13. How did I not know this about my husband? I thought I knew Andrew pretty well. Then, we became parents and quarantined for 5 months. Now, I know more than I ever needed to, and I often find myself asking, simply, “How?” As in, how did he never realize the “t” in “Home Depot” is silent? How is everything he makes so delicious? How did he go his whole life without washing his hands before cooking? On the bright side, you will definitely eventually hit a point where the disbelief that your husband made it to his current age without knowing or doing these things is just your new normal.

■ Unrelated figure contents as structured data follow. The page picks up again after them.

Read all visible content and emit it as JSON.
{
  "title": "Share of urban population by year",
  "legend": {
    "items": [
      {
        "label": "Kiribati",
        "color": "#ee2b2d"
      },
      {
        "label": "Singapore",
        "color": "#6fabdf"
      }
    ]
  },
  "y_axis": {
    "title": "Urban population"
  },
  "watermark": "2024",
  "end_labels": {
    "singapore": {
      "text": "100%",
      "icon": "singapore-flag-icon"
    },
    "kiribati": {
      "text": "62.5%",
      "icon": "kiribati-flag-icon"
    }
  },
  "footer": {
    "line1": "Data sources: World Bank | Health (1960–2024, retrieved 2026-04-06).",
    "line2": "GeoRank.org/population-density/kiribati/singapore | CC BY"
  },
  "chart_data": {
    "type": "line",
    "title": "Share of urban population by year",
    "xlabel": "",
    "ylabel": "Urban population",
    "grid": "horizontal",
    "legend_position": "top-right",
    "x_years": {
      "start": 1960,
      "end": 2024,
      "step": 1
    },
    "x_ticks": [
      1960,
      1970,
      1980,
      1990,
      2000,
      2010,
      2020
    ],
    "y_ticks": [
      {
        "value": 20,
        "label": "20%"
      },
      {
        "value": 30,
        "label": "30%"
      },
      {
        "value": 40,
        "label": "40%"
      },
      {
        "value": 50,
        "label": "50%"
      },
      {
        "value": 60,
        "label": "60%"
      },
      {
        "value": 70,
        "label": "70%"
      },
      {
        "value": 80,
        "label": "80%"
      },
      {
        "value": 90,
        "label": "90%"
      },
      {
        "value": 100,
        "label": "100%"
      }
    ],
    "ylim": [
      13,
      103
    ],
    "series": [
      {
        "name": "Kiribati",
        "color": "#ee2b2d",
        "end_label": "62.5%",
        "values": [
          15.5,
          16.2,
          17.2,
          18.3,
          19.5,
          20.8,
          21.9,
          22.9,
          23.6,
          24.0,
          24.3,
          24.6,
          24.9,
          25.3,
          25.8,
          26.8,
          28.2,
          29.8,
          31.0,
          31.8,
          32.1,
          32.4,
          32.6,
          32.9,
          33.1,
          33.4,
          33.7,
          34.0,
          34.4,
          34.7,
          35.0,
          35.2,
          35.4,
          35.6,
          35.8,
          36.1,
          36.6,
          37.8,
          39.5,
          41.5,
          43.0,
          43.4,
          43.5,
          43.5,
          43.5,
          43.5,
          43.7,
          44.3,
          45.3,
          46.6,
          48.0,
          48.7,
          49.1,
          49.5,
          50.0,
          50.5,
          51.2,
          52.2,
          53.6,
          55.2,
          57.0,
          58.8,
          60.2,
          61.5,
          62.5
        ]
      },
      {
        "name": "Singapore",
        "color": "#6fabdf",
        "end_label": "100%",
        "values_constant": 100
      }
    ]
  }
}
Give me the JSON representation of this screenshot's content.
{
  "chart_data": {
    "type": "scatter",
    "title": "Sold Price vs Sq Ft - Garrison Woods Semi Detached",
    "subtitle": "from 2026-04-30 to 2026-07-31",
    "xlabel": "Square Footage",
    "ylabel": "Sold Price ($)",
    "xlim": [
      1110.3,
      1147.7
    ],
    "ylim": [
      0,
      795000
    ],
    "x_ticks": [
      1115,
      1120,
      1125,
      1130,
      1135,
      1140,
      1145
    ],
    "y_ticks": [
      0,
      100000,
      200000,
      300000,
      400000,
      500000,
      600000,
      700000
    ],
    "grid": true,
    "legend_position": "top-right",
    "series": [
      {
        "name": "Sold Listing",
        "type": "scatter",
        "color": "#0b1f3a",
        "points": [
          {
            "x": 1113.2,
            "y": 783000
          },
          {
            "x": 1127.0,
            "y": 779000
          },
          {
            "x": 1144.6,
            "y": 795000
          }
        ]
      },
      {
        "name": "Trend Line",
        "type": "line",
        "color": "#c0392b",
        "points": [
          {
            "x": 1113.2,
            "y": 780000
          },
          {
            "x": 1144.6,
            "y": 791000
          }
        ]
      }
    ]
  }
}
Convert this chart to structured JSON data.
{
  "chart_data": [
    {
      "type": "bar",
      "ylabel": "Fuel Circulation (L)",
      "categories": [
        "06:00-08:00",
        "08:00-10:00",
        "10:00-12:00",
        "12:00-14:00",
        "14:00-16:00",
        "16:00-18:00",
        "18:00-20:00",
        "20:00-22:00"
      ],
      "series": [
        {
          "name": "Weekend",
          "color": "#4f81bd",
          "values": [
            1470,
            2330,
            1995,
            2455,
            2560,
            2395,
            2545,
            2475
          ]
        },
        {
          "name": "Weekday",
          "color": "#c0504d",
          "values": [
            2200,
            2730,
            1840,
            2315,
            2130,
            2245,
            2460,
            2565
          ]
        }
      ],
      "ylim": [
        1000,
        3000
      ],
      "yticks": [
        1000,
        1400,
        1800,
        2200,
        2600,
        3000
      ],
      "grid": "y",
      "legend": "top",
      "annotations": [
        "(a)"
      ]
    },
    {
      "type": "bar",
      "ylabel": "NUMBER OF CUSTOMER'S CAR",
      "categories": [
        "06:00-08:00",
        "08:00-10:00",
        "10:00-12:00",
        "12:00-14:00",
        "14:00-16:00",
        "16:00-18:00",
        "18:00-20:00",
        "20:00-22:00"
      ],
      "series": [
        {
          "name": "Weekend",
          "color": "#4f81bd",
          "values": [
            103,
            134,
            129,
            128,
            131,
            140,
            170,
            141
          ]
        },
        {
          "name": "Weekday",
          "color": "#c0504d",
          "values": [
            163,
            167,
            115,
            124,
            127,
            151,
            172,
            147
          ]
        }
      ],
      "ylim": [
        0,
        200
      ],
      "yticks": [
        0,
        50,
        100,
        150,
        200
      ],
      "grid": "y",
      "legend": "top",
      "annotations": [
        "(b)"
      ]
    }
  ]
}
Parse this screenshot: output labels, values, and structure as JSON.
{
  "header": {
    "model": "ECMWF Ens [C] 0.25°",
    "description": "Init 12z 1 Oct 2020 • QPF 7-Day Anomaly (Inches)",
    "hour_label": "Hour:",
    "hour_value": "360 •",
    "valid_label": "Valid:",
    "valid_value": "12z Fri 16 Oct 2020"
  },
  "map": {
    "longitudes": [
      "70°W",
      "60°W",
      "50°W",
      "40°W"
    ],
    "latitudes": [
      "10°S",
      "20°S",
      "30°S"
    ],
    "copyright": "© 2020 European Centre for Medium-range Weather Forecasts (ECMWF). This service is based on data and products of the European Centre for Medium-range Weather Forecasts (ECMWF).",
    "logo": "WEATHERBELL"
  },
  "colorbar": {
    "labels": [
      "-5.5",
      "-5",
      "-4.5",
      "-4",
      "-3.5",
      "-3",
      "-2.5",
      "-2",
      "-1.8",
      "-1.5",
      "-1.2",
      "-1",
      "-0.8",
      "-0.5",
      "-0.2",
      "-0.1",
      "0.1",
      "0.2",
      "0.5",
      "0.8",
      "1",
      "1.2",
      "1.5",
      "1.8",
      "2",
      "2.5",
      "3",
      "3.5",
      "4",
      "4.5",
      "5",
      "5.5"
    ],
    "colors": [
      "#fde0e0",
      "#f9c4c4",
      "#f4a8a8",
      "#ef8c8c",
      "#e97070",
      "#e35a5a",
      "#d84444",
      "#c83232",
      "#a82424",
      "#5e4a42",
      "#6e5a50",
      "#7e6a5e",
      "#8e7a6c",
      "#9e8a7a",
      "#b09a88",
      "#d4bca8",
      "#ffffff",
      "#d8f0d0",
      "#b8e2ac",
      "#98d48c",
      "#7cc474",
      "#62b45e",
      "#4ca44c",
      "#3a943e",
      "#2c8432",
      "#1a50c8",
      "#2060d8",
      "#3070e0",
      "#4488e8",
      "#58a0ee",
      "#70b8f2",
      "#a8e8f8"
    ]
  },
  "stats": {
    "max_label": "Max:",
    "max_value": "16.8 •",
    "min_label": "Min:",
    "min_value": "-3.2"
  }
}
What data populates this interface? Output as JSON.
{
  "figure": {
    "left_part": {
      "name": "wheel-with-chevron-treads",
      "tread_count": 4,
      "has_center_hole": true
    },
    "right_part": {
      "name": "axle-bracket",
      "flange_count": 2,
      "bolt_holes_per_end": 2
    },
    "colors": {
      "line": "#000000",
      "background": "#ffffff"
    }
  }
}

14. Is it okay that I don’t want to spend time away from my baby? We‘re supposed to want girl’s nights and spa days, we need to go back to work to pay our bills, and we should exercise to lose that baby weight and stay healthy for our babies. And yet, somehow, I have no desire to do any of it. All I want to do is bring my little nugget to all of these things with me so that she can be a part of it. After all, a time will come where she wants nothing to do with me, so I’m soaking in every moment I can!


15. Is everyone else obsessed with every little thing about their baby? Personally, I’m obsessed with her little dimpled hands, her chubby feet, her giant cheeks, her dark eyelashes, her golden highlights, the precise pattern and shade of blue of her iris, the shape of her mouth, and pretty much everything else about her. I like to think everyone else feels the same way about their baby, but I’ll never actually know.



The other day, I was talking to my best friend and explaining my efforts to feed Emily eggs. The first time, she didn’t like the texture and projectile vomited them everywhere. The second time, it ended the same way, only there was sweet potato involved as well. The third time, I gave them to her as a finger food, which she found way more fun. She smeared eggy chunks all over her high chair like very dry finger paint, but none actually made it into her mouth. So I did the only thing I could think of. I picked up a piece and held it up in front of her mouth. And she ate it right out of my hand like Gloria eating a treat. I was hoping the modeling would work, but it did not, so I fed her her the entire egg that way, laughing with her as she completed her yellow masterpiece on her high chair tray. “Hey,” my friend said, “Whatever works!” And that, my friends, is the motto for parenthood.


Like I said, I definitely don’t have the answers to these questions. But 8 months in, I like to think I have some perspective. So if you need to change your 8-month-old’s diaper backward while she’s crawling away from you, go for it. If every unintentional sound your baby makes cracks you up, enjoy it. If you need to call the doctor dozens of times in your baby’s first months, do it so you can relax and enjoy your time with her. There’s no such thing as too many pictures or too many nicknames. Do whatever works because as long as your baby is happy, you’re doing great!



What are some of the questions I missed? I’d love to hear them!